First, the most obvious point, if an examiner invites you to either look at argument (a) or look at argument (b) then the 'either...or' is understood in an exclusive sense, 'either... or, but not both'. By contrast, in formal logic, the connective 'v' (Latin 'vel') means, 'either... or... or both', i.e. the inclusive sense of or. This is not a picky point. You won't get extra credit for giving the examiner more than you were asked for!
To be fair, you do make the point that Plato's final argument depends on the previous argument from affinity. (I say more about this below.) So it would be relevant to discuss this dependence. However, it is not until the second paragraph on page 2 that you finally get down to doing what you said you were going to do, i.e. assess the validity of the final argument.
My second criticism, however, is that you miss the invalid step in Plato's proof. I'm stating this somewhat dogmatically, but it is one of those cases (comparatively rare in textual exegesis of Plato) where Plato does appear to commit a blatant non-sequitur.
The soul is the principle of life. As such, it does not 'admit' the opposite of life, i.e. death. Whereas a human body can be alive or dead. But what exactly does this mean? Being alive, for a human being, is having a soul, an active, fully functional life principle. On death, the soul departs and the body ceases all activity.
If someone suggested that a soul could die, this would be nonsensical -- or at least lead to an infinite regress -- as it would assume that the soul itself possesses its own life principle, the 'soul of a soul' which can depart, leaving behind a 'dead soul'.
So far, so good. But what exactly does that mean? When I die, my soul will depart from my body. My soul cannot die (because it doesn't have 'the soul of a soul'). It is the very principle of life. However, the one thing that Plato hasn't proved is that the 'deathless', that which is incapable of death because it is the principle of life, is incapable of being destroyed. He simply asserts it.
It would be fully consistent with what Plato says about the nature of the soul and the way it brings life to the body, to hold that the soul itself can puff out of existence any time, not dying in the way a body dies, by 'losing its principle of life' but simply by instantaneous obliteration. If it happens to be in the body at the time, then the body dies, but the soul can also be destroyed after it has been separated from the body. In other words, the only advantage of having a soul is that we face the prospect of ceasing to exist, twice.
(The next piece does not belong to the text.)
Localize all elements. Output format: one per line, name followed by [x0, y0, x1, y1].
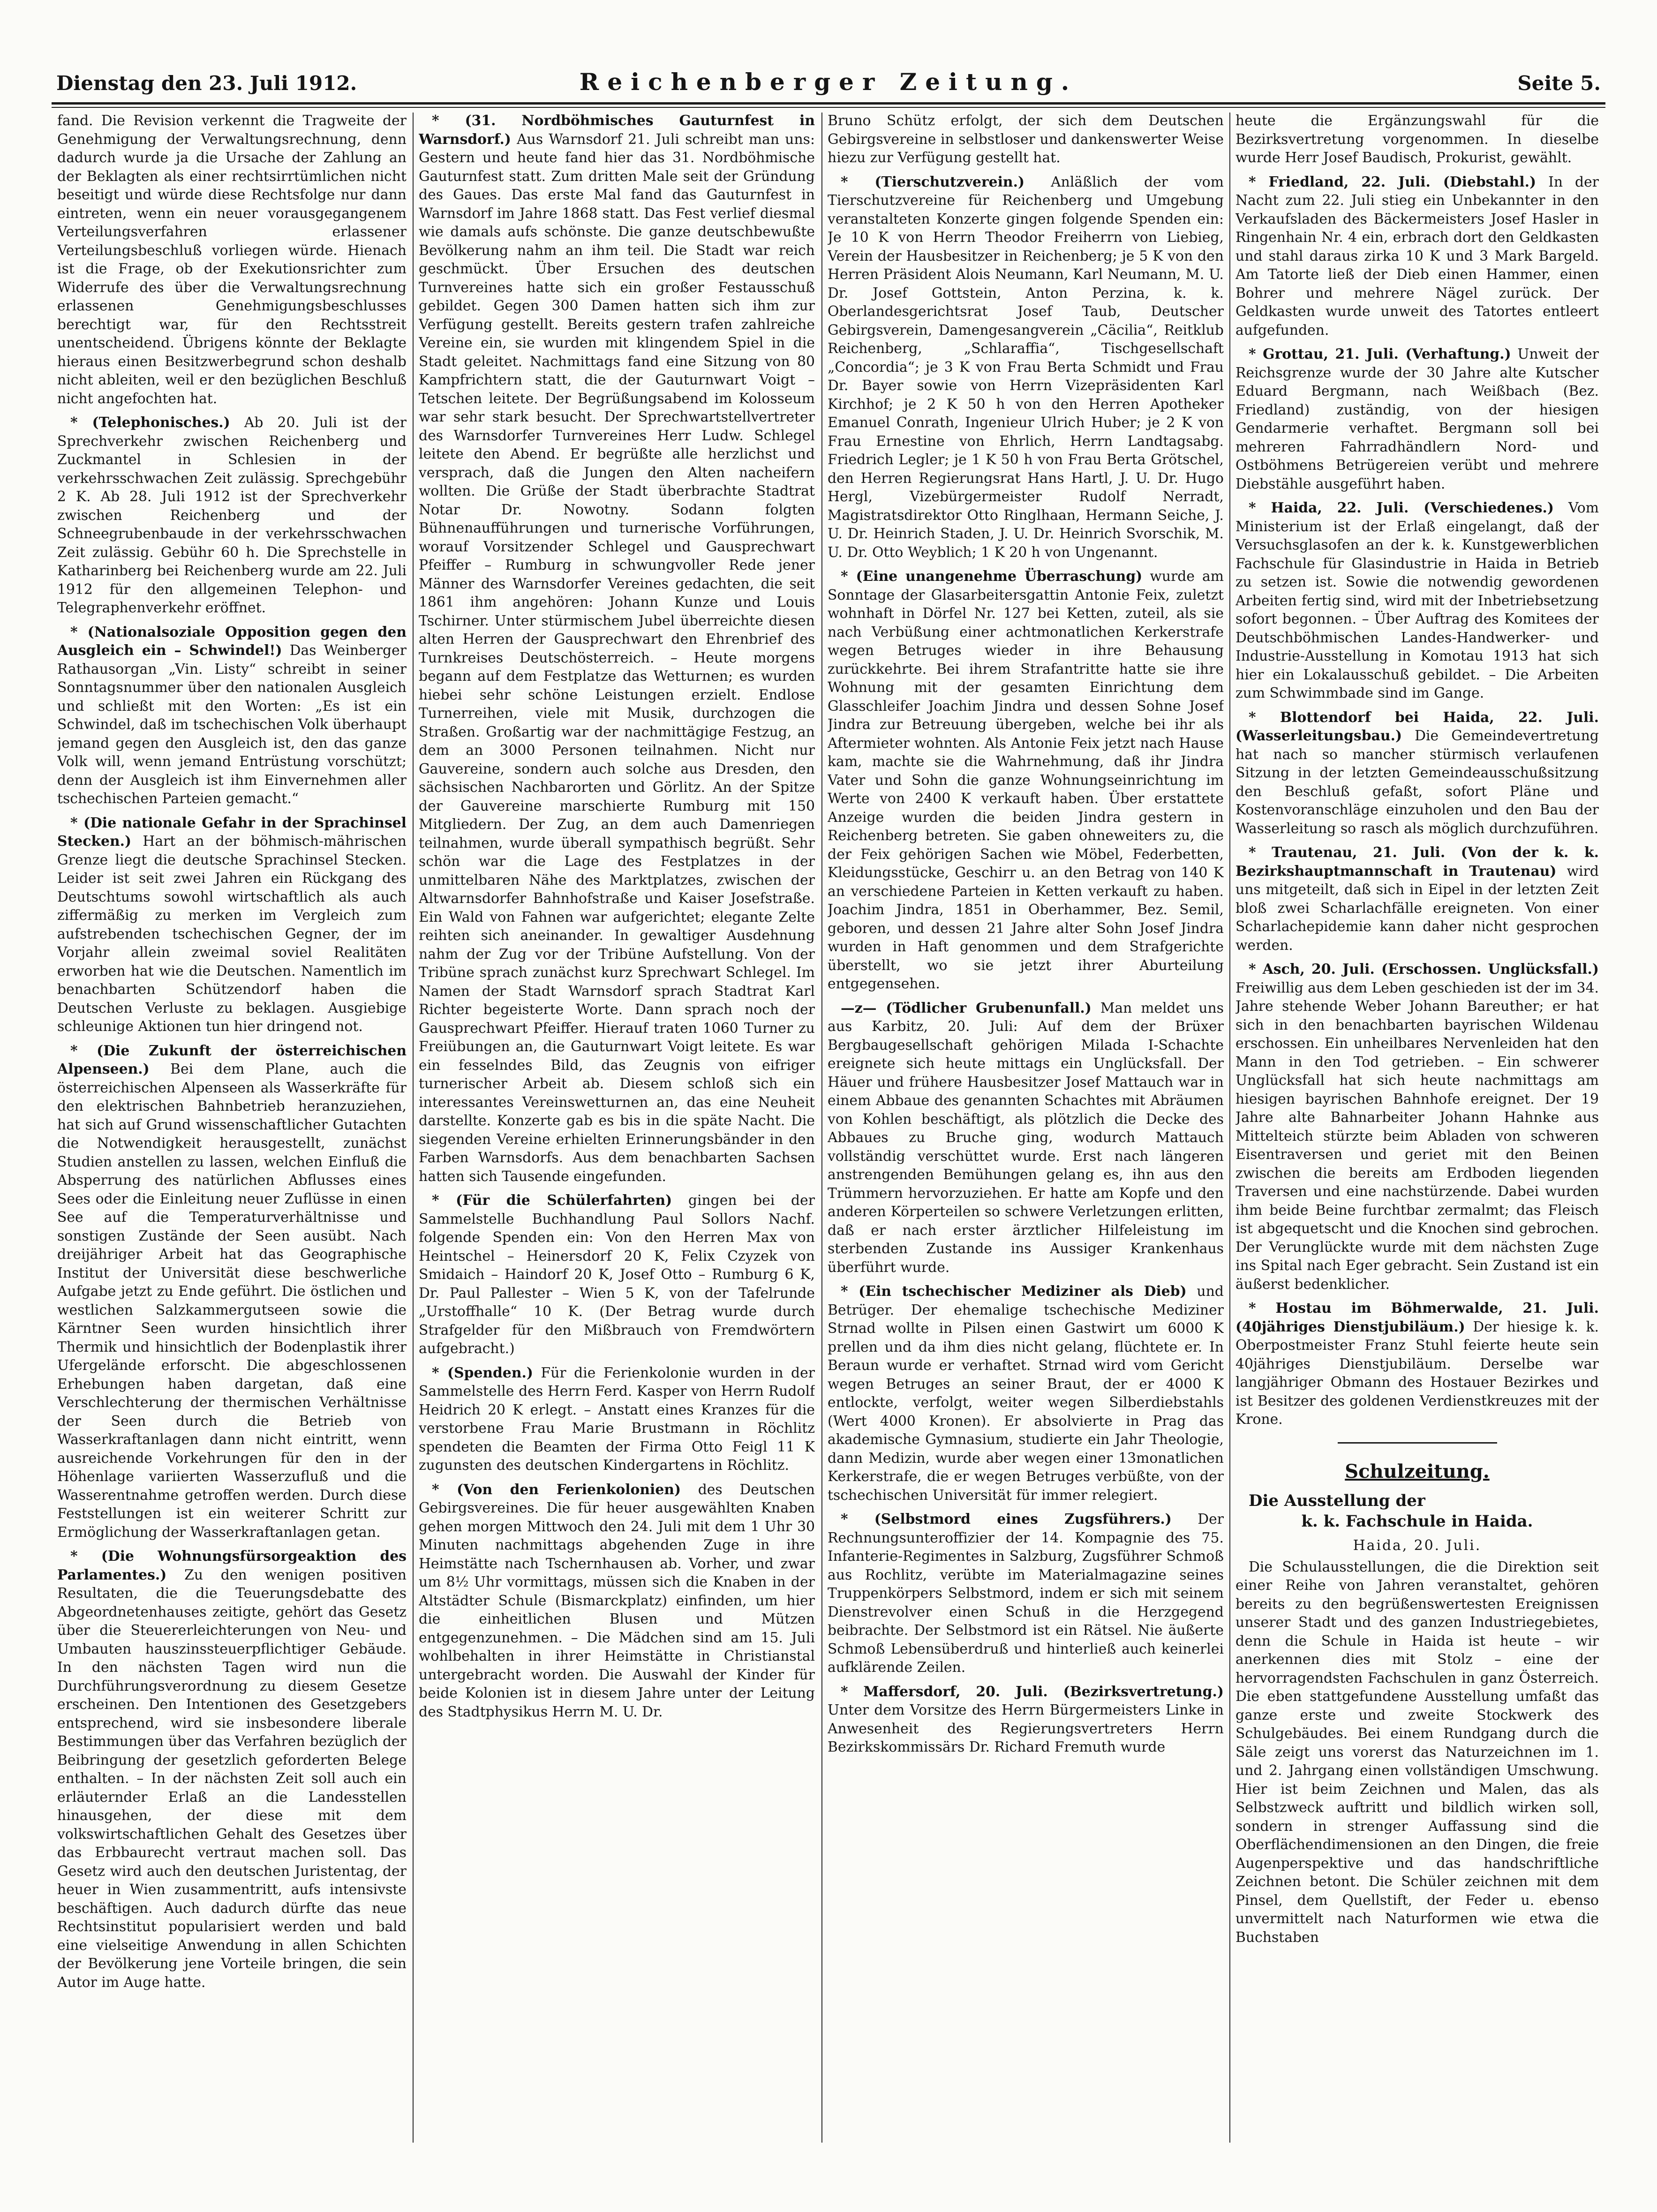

Of course, Plato has an answer to this, but to get that answer we do have to look at his previous arguments, in particular the argument that the soul is 'like' the forms. (You make the point that the final argument depends on the affinity argument, but you don't specifically identify the gap in the final argument that the affinity argument purportedly fills.) The soul cannot be destroyed because it is like the forms, and the forms are eternal and indestructible. But, as you say, this is a weak argument because it doesn't follow from the fact that the soul is 'like' the forms in some respects, that it is like the forms in the crucial respect of being eternal.
You will sometimes see variations on this question such as, ''In the Phaedo Plato is concerned to prove the indestructibility of the soul, not its immortality.' Discuss.' It is fair to say that the dramatic form of the Phaedo obscures Plato's purpose somewhat. One can be reasonably confident that if this question was discussed in the Academy, then the need to fill the gap in the final argument would have been well understood.